Rhymes from the Mines and Other Lines
Rhymes From the Mines and Other Lines (1896) was the first collection of poems by Australian poet Edward Dyson. It was released in hardback by Angus and Robertson in 1896, but not reprinted until 1973, and then with the title Rhymes From the Mines.[1] It features some of the poet's major early works, including "The Old Whim Horse", "The Rescue" and "The Worked-Out Mine".
Author | Edward Dyson |
---|---|
Country | Australia |
Language | English |
Genre | Bush poetry |
Publisher | Angus and Robertson |
Publication date | 1896 |
Media type | Print (Hardback & Paperback) |
Pages | 178 |
The original collection includes 39 poems[2] by the author that are reprinted from various sources, though they mainly originally appeared in The Bulletin.[1]
Contents
- "The Men of the Mines"
- "The Old Whim Horse"
- "Cleaning Up"
- "The Rescue"
- "Bashful Gleeson"
- "The Worked-Out Mine"
- "German Joe'
- "Waiting for Water"
- "When Brother Peetree Prayed: A Recollection"
- "The Old Camp Oven"
- "When the Bell Blew Up"
- "The Trucker"
- "'Stop-And-See'"
- "In 'The Benevolent'"
- "Jonah's Luck"
- "Night Shift"
- "A Friendly Game of Football"
- "The Tale of Steven"
- "The Fossicker"
- "The Tin-Pot Mill"
- "A Poor Joke"
- "Breaking it Gently"
- "Struck It At Last"
- "The Prospectors"
- "Peter Simson's Farm"
- "Since Nellie Came to Live Along the Creek"
- "The Freak"
- "In Town"
- "The Deserted Homestead"
- "A New Girl up at White's : A Saw-Millers Lament"
- "Whose Wife?"
- "Battered Bob"
- "The Splitter"
- "To His Excellency"
- "Bullocky Bill and His Old Red Team"
- "The Drovers in Reply"
- "The Shanty"
- "Ah Ling, the Leper"
- "The Emu of Whroo"
Critical reception
A reviewer in The Town and Country Journal opined that "The Australian school of poetry, as we may fairly call it by now, is usually associated with a free and easy style of composition, in which the metre is so excessively free that it is not always easy to read into rhythm. Of this style the present book of verses is a good and typical example, and will not diminish the fame earned for its author by "A Golden Shanty." In the subject of mining he has struck a lode of almost wholly new poetical material, full of incident and adventure, and thrilling with hopes fulfilled or disappointed. The writer is evidently well acquainted with mining life, and gives expression to the comic as well as the pathetic aspects of its scenes and characters. The daring rescue of entombed miners; the desolation of the deserted works haunted by the ghostly-grey old whim-horse, the regrets of one pent in a city slum for the fierce freshness of the wilder life, are few of the subjects, not unworthy of poetic treatment, and handled in a manner whose very ruggedness is appropriate."[3]

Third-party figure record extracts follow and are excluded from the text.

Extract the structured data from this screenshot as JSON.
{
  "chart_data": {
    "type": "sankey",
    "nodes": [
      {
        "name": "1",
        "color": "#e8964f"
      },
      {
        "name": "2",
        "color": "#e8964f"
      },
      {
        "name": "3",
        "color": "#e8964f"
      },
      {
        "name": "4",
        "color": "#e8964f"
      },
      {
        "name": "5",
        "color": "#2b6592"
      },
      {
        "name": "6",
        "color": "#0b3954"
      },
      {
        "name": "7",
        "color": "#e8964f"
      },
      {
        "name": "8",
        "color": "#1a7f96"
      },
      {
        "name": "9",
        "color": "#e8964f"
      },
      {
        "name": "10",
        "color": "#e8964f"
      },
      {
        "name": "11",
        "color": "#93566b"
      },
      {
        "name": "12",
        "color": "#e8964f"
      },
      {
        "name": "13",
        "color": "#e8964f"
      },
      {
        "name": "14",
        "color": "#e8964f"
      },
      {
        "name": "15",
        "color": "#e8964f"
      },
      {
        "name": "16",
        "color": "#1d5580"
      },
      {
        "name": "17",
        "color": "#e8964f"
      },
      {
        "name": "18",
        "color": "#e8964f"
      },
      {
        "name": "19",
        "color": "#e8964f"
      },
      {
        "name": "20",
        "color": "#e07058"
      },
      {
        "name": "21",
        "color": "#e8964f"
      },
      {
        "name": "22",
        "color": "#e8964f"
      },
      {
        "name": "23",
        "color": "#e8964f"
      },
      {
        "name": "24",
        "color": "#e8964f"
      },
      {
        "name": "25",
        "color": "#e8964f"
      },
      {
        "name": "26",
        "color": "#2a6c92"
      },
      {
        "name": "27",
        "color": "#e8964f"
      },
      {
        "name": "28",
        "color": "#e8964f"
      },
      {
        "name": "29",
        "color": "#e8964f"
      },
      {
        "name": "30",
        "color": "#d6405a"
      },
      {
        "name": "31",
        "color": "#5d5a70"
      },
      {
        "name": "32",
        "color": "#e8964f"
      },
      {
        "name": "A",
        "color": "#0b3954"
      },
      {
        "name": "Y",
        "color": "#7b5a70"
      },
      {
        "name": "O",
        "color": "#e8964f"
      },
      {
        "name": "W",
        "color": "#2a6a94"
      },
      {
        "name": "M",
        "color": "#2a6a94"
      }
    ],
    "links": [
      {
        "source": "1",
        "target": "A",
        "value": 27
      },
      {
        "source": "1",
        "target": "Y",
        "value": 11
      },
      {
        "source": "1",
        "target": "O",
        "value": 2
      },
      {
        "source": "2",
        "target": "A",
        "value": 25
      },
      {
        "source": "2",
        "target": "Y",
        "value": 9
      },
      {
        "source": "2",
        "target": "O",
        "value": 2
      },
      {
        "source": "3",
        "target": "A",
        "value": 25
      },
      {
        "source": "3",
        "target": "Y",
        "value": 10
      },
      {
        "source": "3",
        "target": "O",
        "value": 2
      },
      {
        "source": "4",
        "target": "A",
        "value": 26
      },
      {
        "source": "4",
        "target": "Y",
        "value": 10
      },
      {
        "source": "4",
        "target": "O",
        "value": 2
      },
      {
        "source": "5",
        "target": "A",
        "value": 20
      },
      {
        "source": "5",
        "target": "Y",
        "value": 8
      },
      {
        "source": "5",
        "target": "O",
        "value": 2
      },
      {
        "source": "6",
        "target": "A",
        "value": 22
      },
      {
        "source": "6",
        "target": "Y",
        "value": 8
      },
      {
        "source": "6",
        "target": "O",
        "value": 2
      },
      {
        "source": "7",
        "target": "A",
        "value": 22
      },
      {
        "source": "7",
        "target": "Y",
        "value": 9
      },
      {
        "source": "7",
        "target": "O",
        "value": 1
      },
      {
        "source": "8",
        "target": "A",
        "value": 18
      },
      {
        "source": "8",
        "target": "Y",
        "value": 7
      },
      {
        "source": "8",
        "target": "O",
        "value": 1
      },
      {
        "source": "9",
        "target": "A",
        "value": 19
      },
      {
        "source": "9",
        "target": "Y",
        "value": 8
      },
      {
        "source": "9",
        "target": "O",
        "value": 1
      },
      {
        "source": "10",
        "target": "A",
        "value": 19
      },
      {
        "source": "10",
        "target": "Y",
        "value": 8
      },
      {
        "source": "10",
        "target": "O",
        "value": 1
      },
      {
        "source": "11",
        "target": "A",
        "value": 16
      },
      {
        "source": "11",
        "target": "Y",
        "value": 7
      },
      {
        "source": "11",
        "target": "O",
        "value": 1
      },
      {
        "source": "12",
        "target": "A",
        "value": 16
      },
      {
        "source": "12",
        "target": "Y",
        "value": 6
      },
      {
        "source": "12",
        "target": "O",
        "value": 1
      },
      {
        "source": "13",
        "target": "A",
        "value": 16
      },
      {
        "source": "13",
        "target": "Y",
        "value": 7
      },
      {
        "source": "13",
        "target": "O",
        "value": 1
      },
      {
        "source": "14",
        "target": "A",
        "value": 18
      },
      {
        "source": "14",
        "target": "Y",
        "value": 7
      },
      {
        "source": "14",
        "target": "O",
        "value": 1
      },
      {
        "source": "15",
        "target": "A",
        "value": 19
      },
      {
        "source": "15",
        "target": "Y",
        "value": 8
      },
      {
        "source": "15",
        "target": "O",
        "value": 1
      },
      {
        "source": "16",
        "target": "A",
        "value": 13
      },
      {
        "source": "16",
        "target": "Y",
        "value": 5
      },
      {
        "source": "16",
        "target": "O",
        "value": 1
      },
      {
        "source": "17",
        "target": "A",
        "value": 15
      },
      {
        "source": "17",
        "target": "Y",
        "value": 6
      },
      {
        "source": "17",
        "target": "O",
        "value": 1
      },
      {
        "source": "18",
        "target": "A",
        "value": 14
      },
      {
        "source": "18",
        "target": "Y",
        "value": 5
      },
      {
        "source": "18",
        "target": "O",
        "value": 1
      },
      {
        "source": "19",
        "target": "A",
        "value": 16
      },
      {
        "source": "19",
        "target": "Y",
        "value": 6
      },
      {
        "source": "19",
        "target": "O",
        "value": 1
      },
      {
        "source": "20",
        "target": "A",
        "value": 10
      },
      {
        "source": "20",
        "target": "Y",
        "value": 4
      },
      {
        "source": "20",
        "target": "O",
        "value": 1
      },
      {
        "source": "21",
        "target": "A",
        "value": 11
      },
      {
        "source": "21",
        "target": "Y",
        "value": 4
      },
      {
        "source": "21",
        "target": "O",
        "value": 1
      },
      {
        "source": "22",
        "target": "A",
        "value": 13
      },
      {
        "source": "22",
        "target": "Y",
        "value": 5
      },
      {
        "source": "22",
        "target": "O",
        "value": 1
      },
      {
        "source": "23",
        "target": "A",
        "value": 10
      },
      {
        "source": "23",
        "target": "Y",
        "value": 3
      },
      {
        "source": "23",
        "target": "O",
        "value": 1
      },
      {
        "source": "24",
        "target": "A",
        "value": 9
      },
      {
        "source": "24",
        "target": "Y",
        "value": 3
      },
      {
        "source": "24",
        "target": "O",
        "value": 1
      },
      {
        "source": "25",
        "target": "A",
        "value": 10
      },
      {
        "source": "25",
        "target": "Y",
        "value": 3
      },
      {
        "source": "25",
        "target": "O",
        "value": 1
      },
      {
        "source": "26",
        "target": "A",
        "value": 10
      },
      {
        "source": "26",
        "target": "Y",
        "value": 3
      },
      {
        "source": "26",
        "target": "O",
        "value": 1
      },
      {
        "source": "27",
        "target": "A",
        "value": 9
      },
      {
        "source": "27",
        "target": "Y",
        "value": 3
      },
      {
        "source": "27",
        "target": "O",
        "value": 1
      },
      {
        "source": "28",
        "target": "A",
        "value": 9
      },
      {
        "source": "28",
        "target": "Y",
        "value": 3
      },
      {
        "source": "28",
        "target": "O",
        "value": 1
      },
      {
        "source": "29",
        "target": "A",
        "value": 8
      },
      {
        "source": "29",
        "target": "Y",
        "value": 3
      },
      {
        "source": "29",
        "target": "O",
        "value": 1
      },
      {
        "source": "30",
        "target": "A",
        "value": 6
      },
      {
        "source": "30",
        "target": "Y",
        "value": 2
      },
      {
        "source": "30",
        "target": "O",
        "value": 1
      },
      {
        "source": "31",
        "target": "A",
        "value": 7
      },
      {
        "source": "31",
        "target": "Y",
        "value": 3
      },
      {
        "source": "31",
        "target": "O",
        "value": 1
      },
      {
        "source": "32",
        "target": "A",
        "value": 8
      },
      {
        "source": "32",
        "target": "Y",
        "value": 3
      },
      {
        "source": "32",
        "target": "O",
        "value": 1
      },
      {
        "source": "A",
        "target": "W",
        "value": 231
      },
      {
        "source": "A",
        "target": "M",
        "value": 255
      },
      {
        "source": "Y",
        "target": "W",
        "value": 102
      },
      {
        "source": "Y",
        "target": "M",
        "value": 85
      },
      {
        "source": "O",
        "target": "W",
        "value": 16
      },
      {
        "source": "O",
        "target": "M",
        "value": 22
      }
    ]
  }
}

In their review The Australasian ranked Dyson with some of the other well-known Australian poets of the time: "Mr. Edward Dyson ia a welcome addition to the little band of writers who, within the last few years, have striven with no small success to found a distinctly Australian school of poetry. His "Rhymes from the Mines and Other Lines," published by Messrs. Angus and Robertson, of Sydney, are, like the verses of Messrs. A. B. Paterson, Henry Lawson, and Thomas Heney, thoroughly racy of the soil, and reproduce with great fidelity many of the rougher and more striking aspects of Australian society."[4]